Seine Rastlosigkeit, seine prekäre, dramatische Sicht auf das Leben mögen in seiner Jugend in Wichita, Kansas, angelegt worden sein. 1936 begeht sein Vater, ein Getreidehändler, ruiniert durch die grosse Wirtschaftsdepression, Selbstmord. Seine Mutter Nettie, eine begeisterte Amateurfotografin lässt ihn früh die Fotografie entdecken. Schon mit neunzehn ist er technisch ein Profi und unterstützt mit fotografischen Auftragsarbeiten sein Studium an der Notre-Dame Universität von Wichita. Nicht lange: Er entschliesst sich Fotograf zu werden, verlässt die Universität und geht nach New York. Smith ist jung, hungrig und enorm ehrgeizig, er will ein grosser Fotograf werden. Die Zeit ist günstig, das Fernsehen hat noch keine Bedeutung. Der Fotojournalismus blüht, die Fotonachrichtenmagazine finden ein breites Publikum, allen voran das 1936 gegründete Life.
Er kommt mit seiner Energie schnell ins Geschäft. Mit 23 hat er bereits 340 mal publiziert, Fotogeschichten und Einzelbilder.

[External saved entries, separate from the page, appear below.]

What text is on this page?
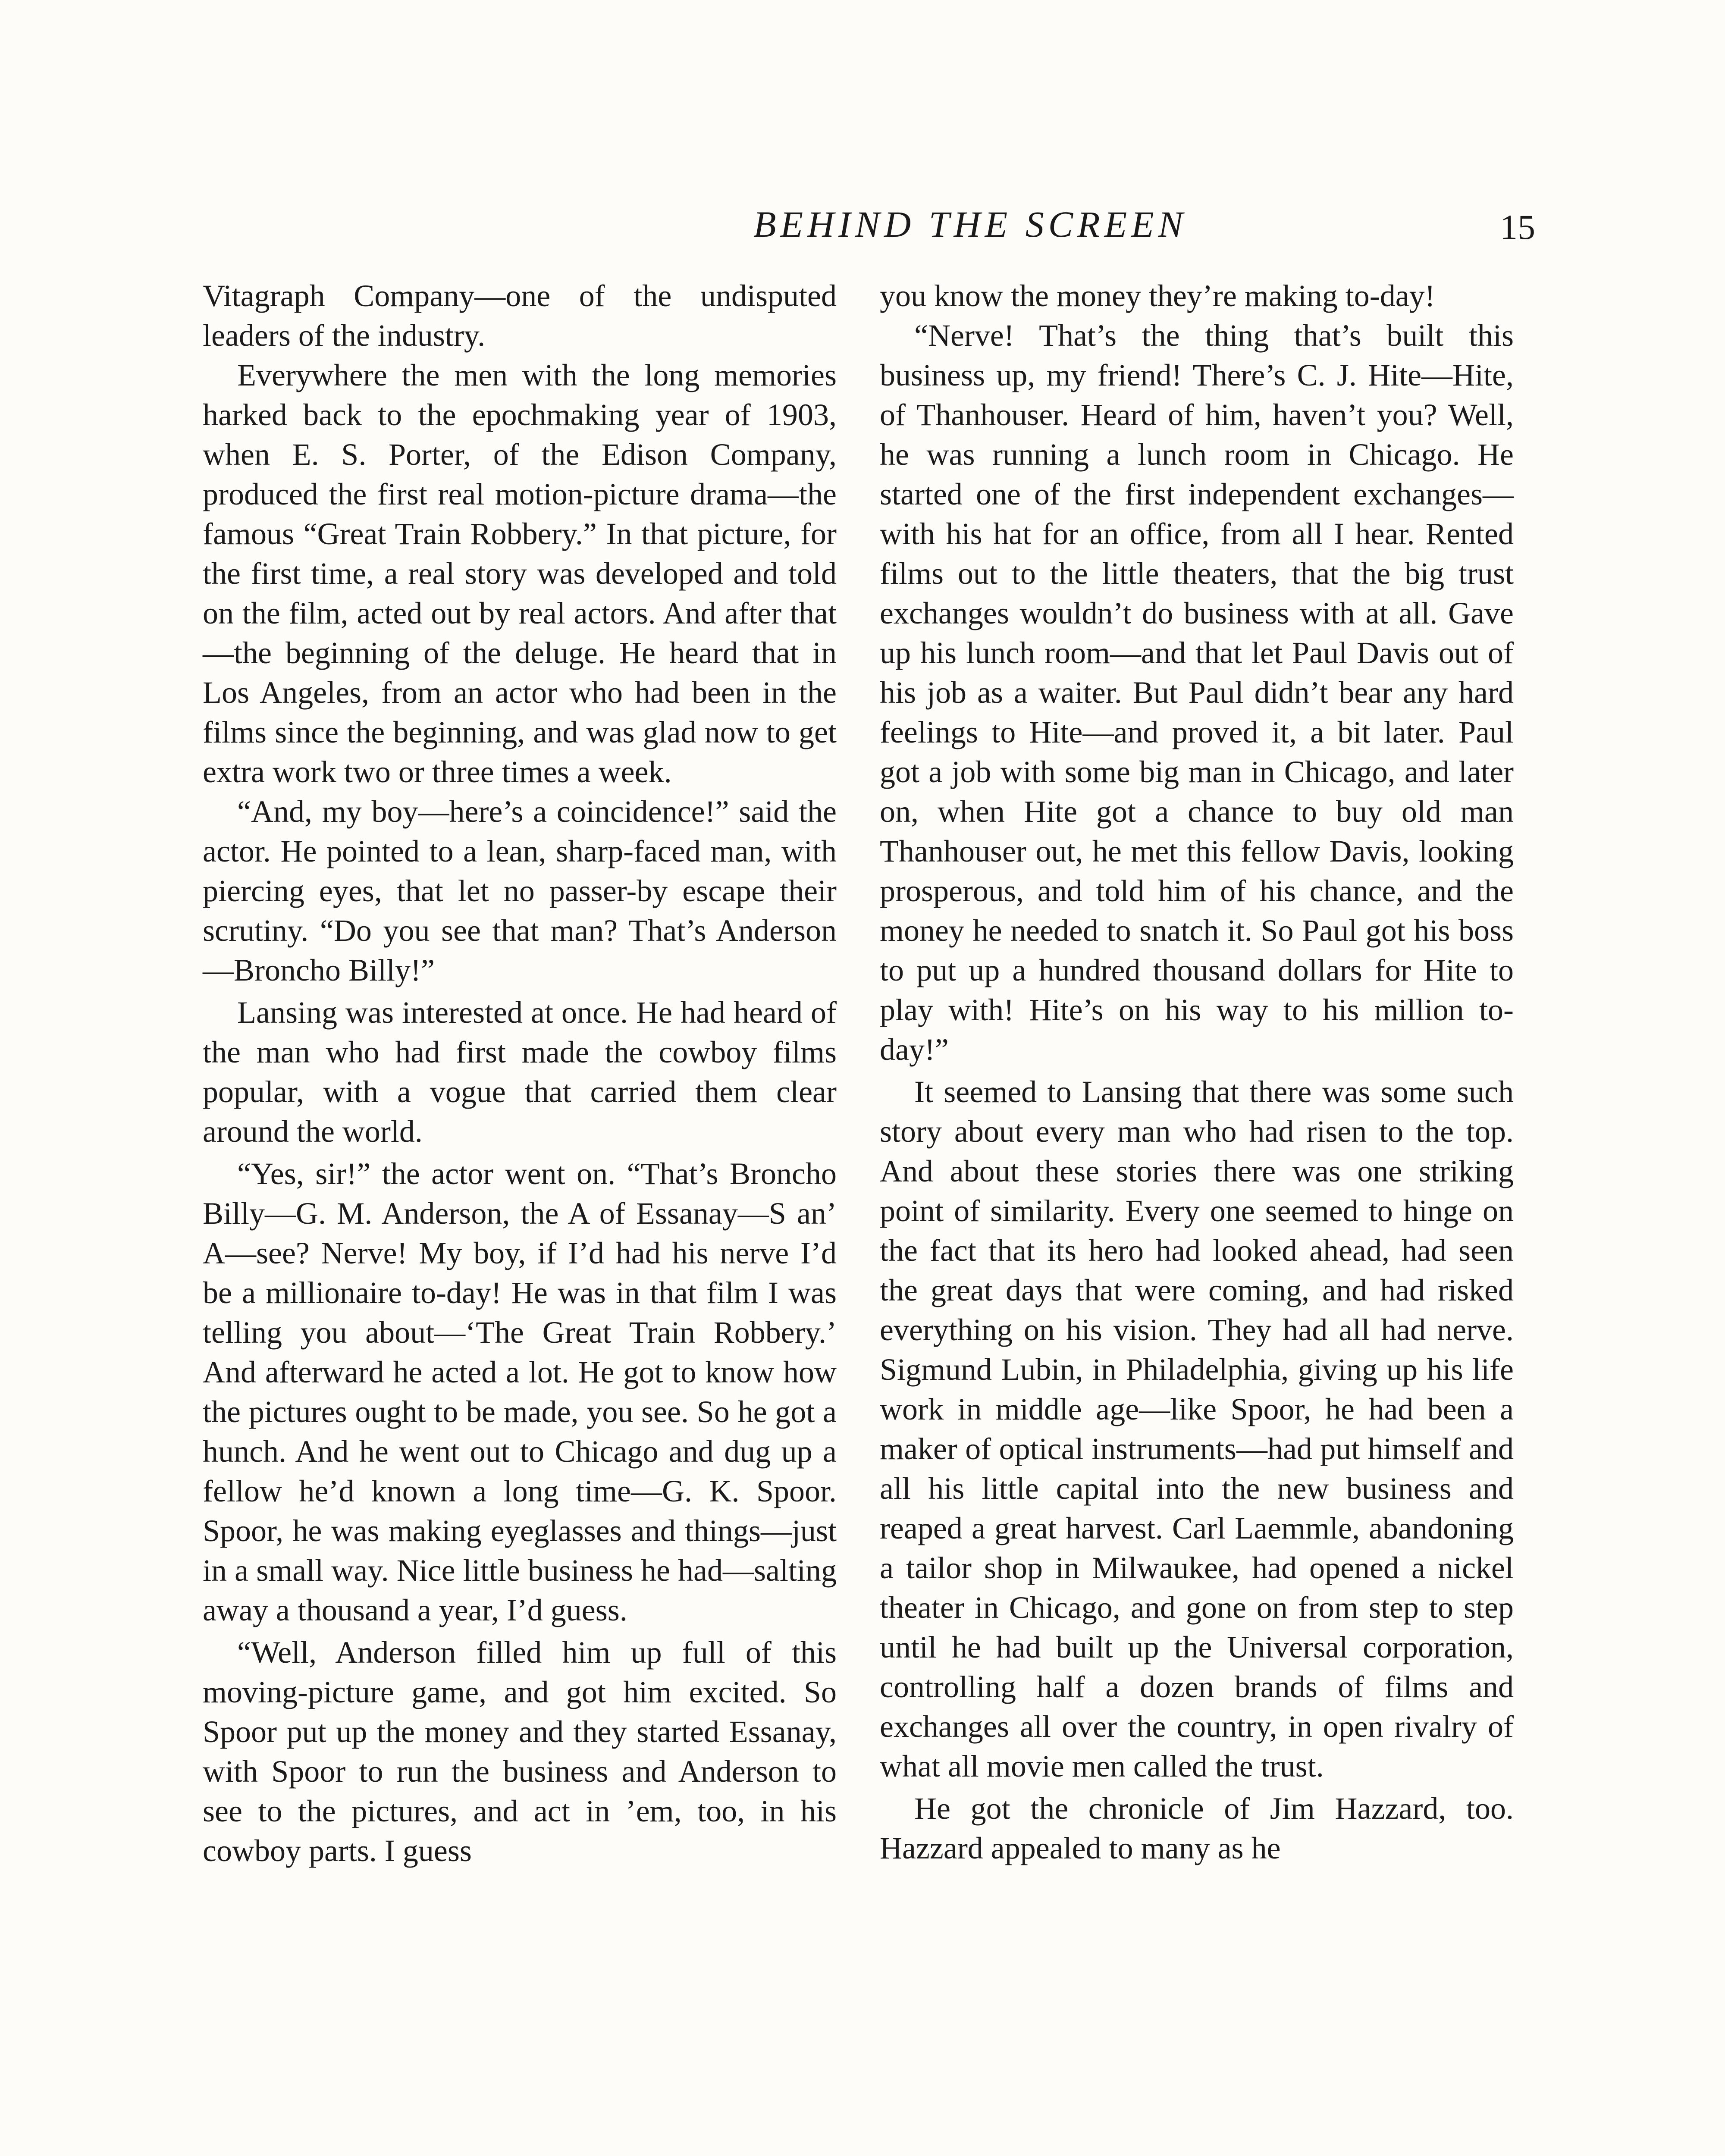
BEHIND THE SCREEN	15

Vitagraph Company—one of the undisputed leaders of the industry.

Everywhere the men with the long memories harked back to the epochmaking year of 1903, when E. S. Porter, of the Edison Company, produced the first real motion-picture drama—the famous “Great Train Robbery.” In that picture, for the first time, a real story was developed and told on the film, acted out by real actors. And after that—the beginning of the deluge. He heard that in Los Angeles, from an actor who had been in the films since the beginning, and was glad now to get extra work two or three times a week.

“And, my boy—here’s a coincidence!” said the actor. He pointed to a lean, sharp-faced man, with piercing eyes, that let no passer-by escape their scrutiny. “Do you see that man? That’s Anderson—Broncho Billy!”

Lansing was interested at once. He had heard of the man who had first made the cowboy films popular, with a vogue that carried them clear around the world.

“Yes, sir!” the actor went on. “That’s Broncho Billy—G. M. Anderson, the A of Essanay—S an’ A—see? Nerve! My boy, if I’d had his nerve I’d be a millionaire to-day! He was in that film I was telling you about—‘The Great Train Robbery.’ And afterward he acted a lot. He got to know how the pictures ought to be made, you see. So he got a hunch. And he went out to Chicago and dug up a fellow he’d known a long time—G. K. Spoor. Spoor, he was making eyeglasses and things—just in a small way. Nice little business he had—salting away a thousand a year, I’d guess.

“Well, Anderson filled him up full of this moving-picture game, and got him excited. So Spoor put up the money and they started Essanay, with Spoor to run the business and Anderson to see to the pictures, and act in ’em, too, in his cowboy parts. I guess

you know the money they’re making to-day!

“Nerve! That’s the thing that’s built this business up, my friend! There’s C. J. Hite—Hite, of Thanhouser. Heard of him, haven’t you? Well, he was running a lunch room in Chicago. He started one of the first independent exchanges—with his hat for an office, from all I hear. Rented films out to the little theaters, that the big trust exchanges wouldn’t do business with at all. Gave up his lunch room—and that let Paul Davis out of his job as a waiter. But Paul didn’t bear any hard feelings to Hite—and proved it, a bit later. Paul got a job with some big man in Chicago, and later on, when Hite got a chance to buy old man Thanhouser out, he met this fellow Davis, looking prosperous, and told him of his chance, and the money he needed to snatch it. So Paul got his boss to put up a hundred thousand dollars for Hite to play with! Hite’s on his way to his million to-day!”

It seemed to Lansing that there was some such story about every man who had risen to the top. And about these stories there was one striking point of similarity. Every one seemed to hinge on the fact that its hero had looked ahead, had seen the great days that were coming, and had risked everything on his vision. They had all had nerve. Sigmund Lubin, in Philadelphia, giving up his life work in middle age—like Spoor, he had been a maker of optical instruments—had put himself and all his little capital into the new business and reaped a great harvest. Carl Laemmle, abandoning a tailor shop in Milwaukee, had opened a nickel theater in Chicago, and gone on from step to step until he had built up the Universal corporation, controlling half a dozen brands of films and exchanges all over the country, in open rivalry of what all movie men called the trust.

He got the chronicle of Jim Hazzard, too. Hazzard appealed to many as he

Life wird von 1937 bis 1942 und von 1944 bis 1954 sein Hauptabnehmer. Für Life produziert Smith 170 Fotoreportagen. 81 mal kommt es zu oft sehr fragmentierten Publikationen. Smith entwickelt den Foto-Essay zur Meisterschaft. Berühmtheit erlangt haben Country Doctor(1948) über das Leben eines Landarztes, Nurse Midwife(1951), die Schilderung des Alltags einer Hebamme in der ärmsten Bevölkerungsschicht von South Carolina und Spanish Village(1950), ein Essay, der durch seine formale Geschlossenheit und sublime Ästhetik besticht. Smith zelebriert die Fotografie als packendes Schauspiel von Licht und Schatten.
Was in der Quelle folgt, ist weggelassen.